Scientists studied this phenomenon, training AI agents to play Atari games, which they modified, adding some unpredictability. They were surprised when they found that the effect of internal training consistently took place in Atari games and game varieties.
They hope that these results drive additional research on the development of better training methods for AI agents.
“This is a completely new axis to think about.

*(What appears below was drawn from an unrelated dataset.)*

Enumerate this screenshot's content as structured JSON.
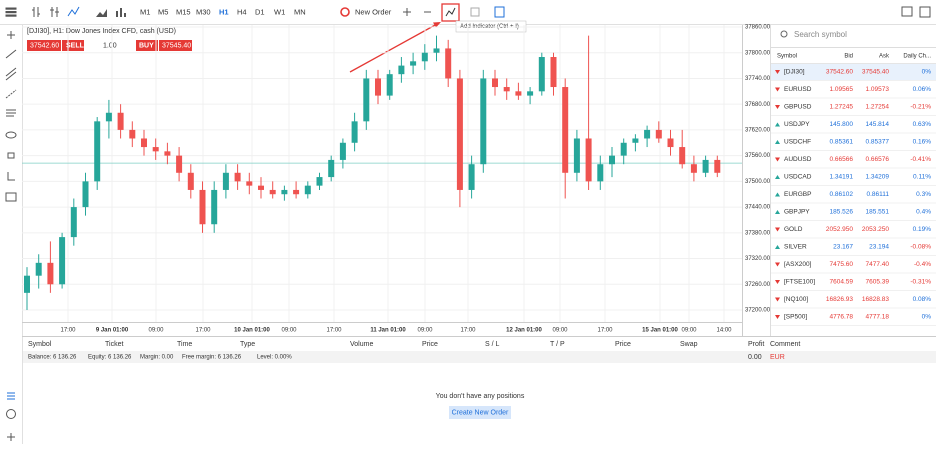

Instead of trying to adjust the training and test environments, we can be able to build simulated environments in which AI agent learns even better, “adds co -author Spandan Madan, a graduate of the University of Harvard.
Bono and Madan join the newspaper by Ishaan Grover, a graduate of MIT; Mao Yasueda, graduate of the University of Yale; Cynthia Breazeal, professor of media and sciences and leader of the Personal Robotics Group at Mit Media Lab; Hanspeter PFister, professor of computer science Wang on Harvard; and Gabriel Kreiman, a professor at Harvard Medical School. Research will be presented at the conference of the Artificial Intelligence Progress Association.
Training troubles
Scientists decided to investigate why reinforcement learning agents have such gloomy performance when they are tested in environments that differ from the training space.
Learning reinforcement is a method of trial and errors in which the agent is investigating the training place and learns to take actions that maximize its reward.
The team has developed a technique of explicitly adding a certain amount of noise to one element of the problem of learning the reinforcement called a transitional function. The transition function determines the likelihood that the agent will move from one state to another, based on the action of his choice.
If the PAC-Man agent, the transitional function may define the likelihood that the ghosts on the game board will move up, down, left or right. In standard learning, AI will be trained and tested using the same transitional function.
Scientists added noise to the transitional function thanks to this conventional approach and, as expected, the results of the PAC-Man of the Agent harmed.
But when the scientists trained the agent in the noise of Pac-Man, then they tested it in the environment in which they injected the noise to the transitional function, achieved better results than an agent trained in a cacophonous game.
“The rule is that you should try to capture the function of passing the implementation condition, as well as possible during training to get the greatest as possible bang. We really tested this insight into death because we couldn’t believe it, “says Madan.
Injection of various noise to the transition function allows scientists to test many environments, but did not create realistic games. The more noise they introduced to Pac-Man, the more likely it is that ghosts randomly teleport to different squares.
To check whether the effect of internal training occurred in normal PAC-Man games, they adapted basic probabilities, so ghosts moved normally, but more often moved up and down, not left and right. AI agents trained in noise -free environments still operated better in these realistic games.
“This is not only because of the way we added noise to create ad hoc environments. It seems that this is the property of the problem of learning to learn. And it was even more surprising – says Bono.
Exploration explanations
When scientists dug deeper in search of an explanation, they saw some correlations to the extent that AI agents study the training space.
When both AI agents mainly examine the same areas, the agent trained in a non -isan environment works better, perhaps because the agent is easier to learn the rules of the game without noise interference.
If their exploration patterns are different, then the agent trained in a noisy environment tends to achieve better. This can happen because the agent must understand patterns that he cannot learn in a noise -free environment.
“If I only learn to play tennis with my forhend in a non -His environment, but then in cacophonous, I also have to play with Backhand, I will not play so well in a non -His environment,” explains Bono.
In the future, scientists are hoping to examine how the effect of training in rooms in more elaborate strengthening learning environments or with other techniques, such as computer vision and natural language processing. They also want to build training environments designed to exploit the training effect in rooms that can facilitate AI agents achieve better results in uncertain environments.